Kente Kalıcı İz Bırakmak
Dünyanın pek çok farklı noktasında gerçekleşen
güncel sanat bienallerinin en merak
edilen ve sorunsallaştırılan tarafı, mesele
edindiği konu, tartışmaya açtığı tema, katılan
sanatçılar ve eserlerin kendileri elbette.
Diğer yandan, bienalin gerçekleştiği kentin
sosyal, kültürel, ekonomik olarak ve yaratıcı
üretim anlamında kendisine edindiği küresel
konum bienalin gördüğü ve görme potansiyeli
olan ilgi konusunda önemli bir unsur olmaya
devam ediyor. İstanbul’un bu anlamda
yıllar içinde gördüğü ilgi hem kent, hem de
bienalin kendisi ile ilgili önemli bir gösterge.
Bu nedenle bienalin kentsel cazibesi
meselesine, kullanılan sergi mekanlarının
etkisi üzerinden bakmak anlamlı olabilir.

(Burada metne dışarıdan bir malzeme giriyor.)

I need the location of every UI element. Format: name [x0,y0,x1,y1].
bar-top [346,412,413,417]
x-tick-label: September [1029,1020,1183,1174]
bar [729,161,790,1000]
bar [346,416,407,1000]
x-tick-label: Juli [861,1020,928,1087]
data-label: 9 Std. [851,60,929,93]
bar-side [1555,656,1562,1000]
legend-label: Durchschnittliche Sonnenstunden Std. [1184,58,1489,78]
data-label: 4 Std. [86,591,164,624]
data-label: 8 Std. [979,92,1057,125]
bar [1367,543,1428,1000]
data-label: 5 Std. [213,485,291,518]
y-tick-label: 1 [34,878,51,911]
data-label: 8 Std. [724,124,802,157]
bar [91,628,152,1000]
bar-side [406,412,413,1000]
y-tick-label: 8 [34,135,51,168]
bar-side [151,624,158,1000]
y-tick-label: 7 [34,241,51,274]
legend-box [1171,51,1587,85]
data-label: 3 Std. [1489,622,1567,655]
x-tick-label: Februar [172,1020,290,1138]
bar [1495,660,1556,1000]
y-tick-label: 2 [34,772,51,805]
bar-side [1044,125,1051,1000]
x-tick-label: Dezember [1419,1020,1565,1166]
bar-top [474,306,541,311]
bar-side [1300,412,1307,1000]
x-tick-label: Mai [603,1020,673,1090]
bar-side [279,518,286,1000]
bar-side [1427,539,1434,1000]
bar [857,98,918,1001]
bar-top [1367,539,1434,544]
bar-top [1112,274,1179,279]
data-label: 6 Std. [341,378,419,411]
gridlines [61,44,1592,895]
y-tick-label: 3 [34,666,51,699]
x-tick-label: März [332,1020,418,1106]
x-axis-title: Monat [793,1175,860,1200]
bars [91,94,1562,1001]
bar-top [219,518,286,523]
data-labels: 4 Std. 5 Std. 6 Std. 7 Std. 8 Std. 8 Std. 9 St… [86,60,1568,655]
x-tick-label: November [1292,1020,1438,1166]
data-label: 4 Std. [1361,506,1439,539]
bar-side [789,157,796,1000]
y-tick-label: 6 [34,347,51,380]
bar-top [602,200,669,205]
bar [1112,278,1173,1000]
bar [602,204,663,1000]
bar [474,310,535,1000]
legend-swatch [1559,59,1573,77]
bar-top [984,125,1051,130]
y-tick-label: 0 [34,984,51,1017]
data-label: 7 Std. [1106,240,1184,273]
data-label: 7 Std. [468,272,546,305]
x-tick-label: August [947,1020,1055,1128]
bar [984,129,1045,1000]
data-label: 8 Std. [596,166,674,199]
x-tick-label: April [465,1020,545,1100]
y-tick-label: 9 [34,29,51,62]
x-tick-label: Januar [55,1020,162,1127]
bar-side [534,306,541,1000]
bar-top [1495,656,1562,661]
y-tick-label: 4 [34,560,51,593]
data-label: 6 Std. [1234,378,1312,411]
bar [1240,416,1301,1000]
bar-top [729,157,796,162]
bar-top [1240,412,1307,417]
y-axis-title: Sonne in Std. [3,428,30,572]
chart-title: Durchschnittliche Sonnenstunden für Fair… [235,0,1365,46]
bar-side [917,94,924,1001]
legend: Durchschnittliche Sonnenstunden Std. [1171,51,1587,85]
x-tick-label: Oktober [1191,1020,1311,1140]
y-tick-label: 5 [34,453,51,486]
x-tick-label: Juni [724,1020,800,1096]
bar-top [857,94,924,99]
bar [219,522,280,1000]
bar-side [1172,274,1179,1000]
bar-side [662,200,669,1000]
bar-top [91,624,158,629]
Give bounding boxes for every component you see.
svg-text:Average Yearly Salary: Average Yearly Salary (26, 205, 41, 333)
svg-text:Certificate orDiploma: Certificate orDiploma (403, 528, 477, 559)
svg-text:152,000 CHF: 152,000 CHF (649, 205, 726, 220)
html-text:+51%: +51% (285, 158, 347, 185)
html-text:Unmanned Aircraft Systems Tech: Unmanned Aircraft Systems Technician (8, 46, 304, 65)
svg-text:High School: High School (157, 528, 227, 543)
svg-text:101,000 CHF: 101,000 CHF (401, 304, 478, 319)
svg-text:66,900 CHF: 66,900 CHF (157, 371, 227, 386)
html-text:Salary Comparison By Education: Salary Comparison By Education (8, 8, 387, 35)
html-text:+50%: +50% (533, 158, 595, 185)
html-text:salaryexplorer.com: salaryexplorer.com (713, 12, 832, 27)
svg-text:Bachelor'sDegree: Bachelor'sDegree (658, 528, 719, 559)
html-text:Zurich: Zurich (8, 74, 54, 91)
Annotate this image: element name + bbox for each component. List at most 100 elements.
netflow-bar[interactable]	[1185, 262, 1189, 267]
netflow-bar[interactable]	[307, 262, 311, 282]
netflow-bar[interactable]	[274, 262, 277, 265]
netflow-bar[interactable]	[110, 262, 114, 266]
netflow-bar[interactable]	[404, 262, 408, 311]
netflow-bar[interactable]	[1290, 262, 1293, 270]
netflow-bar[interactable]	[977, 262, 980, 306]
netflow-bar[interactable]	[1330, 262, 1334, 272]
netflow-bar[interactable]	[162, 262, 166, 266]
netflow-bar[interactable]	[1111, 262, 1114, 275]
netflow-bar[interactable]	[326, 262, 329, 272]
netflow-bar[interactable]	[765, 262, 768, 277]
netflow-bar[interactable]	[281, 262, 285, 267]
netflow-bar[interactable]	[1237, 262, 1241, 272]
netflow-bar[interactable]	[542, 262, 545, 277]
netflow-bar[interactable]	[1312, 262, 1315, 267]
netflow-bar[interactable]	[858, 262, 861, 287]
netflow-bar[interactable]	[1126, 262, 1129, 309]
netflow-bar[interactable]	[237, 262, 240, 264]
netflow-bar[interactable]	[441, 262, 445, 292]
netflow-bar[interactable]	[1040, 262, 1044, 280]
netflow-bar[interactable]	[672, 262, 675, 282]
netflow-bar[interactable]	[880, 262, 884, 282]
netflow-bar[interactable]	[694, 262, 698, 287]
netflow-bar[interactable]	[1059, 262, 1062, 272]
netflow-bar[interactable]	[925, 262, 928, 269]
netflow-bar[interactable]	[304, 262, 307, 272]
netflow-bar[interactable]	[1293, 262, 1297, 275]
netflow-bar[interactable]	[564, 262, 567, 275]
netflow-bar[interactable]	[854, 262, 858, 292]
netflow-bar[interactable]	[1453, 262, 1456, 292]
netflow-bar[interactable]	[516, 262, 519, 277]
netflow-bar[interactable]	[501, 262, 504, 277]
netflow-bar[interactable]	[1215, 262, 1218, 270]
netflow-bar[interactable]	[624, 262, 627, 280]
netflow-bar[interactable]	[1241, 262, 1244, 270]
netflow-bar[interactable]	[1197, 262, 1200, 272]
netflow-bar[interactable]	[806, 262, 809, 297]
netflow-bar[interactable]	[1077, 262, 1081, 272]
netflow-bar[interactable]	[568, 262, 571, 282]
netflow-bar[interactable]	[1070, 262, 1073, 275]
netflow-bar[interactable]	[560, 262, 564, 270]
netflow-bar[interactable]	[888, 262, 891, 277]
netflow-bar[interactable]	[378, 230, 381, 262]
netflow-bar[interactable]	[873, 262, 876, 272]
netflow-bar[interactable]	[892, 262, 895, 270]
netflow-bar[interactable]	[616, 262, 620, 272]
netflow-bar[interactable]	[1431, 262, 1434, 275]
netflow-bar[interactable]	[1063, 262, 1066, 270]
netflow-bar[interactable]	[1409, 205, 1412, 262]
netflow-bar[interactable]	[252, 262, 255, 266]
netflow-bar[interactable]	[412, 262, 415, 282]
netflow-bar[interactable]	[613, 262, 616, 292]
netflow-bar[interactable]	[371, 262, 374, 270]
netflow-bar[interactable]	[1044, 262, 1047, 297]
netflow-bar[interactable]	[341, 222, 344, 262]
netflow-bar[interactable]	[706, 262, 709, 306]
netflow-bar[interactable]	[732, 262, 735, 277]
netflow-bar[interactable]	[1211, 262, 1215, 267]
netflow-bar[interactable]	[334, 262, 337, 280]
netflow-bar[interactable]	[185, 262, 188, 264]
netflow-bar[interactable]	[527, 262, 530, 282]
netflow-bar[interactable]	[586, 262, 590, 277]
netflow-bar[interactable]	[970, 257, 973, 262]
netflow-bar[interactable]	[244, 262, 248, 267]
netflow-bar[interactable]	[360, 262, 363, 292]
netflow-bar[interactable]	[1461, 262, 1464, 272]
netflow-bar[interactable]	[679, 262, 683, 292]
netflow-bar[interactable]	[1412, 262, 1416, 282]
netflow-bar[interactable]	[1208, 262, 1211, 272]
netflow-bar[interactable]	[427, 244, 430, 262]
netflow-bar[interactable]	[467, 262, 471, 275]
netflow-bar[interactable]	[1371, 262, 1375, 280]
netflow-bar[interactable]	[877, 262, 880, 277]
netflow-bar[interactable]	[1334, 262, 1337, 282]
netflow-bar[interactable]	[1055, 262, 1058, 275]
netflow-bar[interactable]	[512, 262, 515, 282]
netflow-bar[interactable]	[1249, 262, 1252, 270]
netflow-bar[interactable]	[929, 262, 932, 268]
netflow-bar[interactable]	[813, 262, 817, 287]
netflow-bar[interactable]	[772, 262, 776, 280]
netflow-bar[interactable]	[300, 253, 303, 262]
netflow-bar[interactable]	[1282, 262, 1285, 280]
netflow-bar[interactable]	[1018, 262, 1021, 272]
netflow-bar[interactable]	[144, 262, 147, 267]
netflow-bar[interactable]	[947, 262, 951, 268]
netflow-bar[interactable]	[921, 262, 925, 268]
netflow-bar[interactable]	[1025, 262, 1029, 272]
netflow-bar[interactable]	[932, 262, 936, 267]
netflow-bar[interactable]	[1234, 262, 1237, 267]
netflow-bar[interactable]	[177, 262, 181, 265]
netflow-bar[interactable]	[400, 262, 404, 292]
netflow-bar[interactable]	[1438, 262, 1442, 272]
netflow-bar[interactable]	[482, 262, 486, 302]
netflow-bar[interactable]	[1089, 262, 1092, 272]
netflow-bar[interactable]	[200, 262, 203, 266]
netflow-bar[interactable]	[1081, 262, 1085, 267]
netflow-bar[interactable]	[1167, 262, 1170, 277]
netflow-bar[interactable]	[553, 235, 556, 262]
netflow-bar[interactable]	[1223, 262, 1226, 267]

Uluslararası bienaller arasında İstanbul’da
olduğu gibi, her yıl farklı mekanlarda ve
kentin çeşitli noktalarında gerçekleşenler
olduğu gibi, sabit bir sergileme mekanını
kullanan ve programlar aracılığıyla kente
belli bir oranda yayılsa dahi sergilemenin
ana strüktürünü bu sabit mekanda düzenleyen
örnekler var. Organizasyonun kendisi
için farklı süreçlerin yürütülmesi anlamına
gelen bu iki mekânsal ayrım, içerik ve
sergileme anlamında birbirinden ayrışan deneyimler
sunuyor elbette. Çeşitli mekanların
bienal kapsamında yer almasının içerik
ve sergileme anlamında daha özgün ve kapsamlı
bir yorumlama ve deneyim sunduğunu
düşünmek yanlış olmazdı. Hele ki zorlayıcı
olmasına rağmen yine de sürprizlerle dolu
İstanbul gibi bir kentten bahsediyorsak.
Program
Şehrin üç farklı noktasındaki bienal mekanlarında
yer alan ücretsiz sergilerin yanı sıra
çeşitli buluşmalar, konuşmalar ve film programıyla
farklı bakış açıları da Yedinci Kıta’ya
dahil ediliyor.
Yayınlar
Vehbi Koç Vakfı’nın katkılarıyla hazırlanan ve
Ali Taptık ve Okay Karadayılar’dan oluşan
Onagöre tarafından tasarımı gerçekleştirilen
rehber ve bienal kataloğu bienal mekanlarında
satışa sunuluyor.
Vahram Aghasyan’ın 2007’de 10. İstanbul Bienali’nde sergilenen
Hayalet Şehir adlı işi, bizlere AKM’nin eski günlerini hatırlatıyor...
Schönweger’in 2017’de Galata Rum Okulu’nda sergilenen işi,
mekan kullanımının sunduğu deneyime en iyi örneklerden.
Louise Bourgeois’nin dünyaca ünlü Örümcek eseri 1997 yılında
5. İstanbul Bienali’nde sergilendiğinde büyük ilgi görmüştü.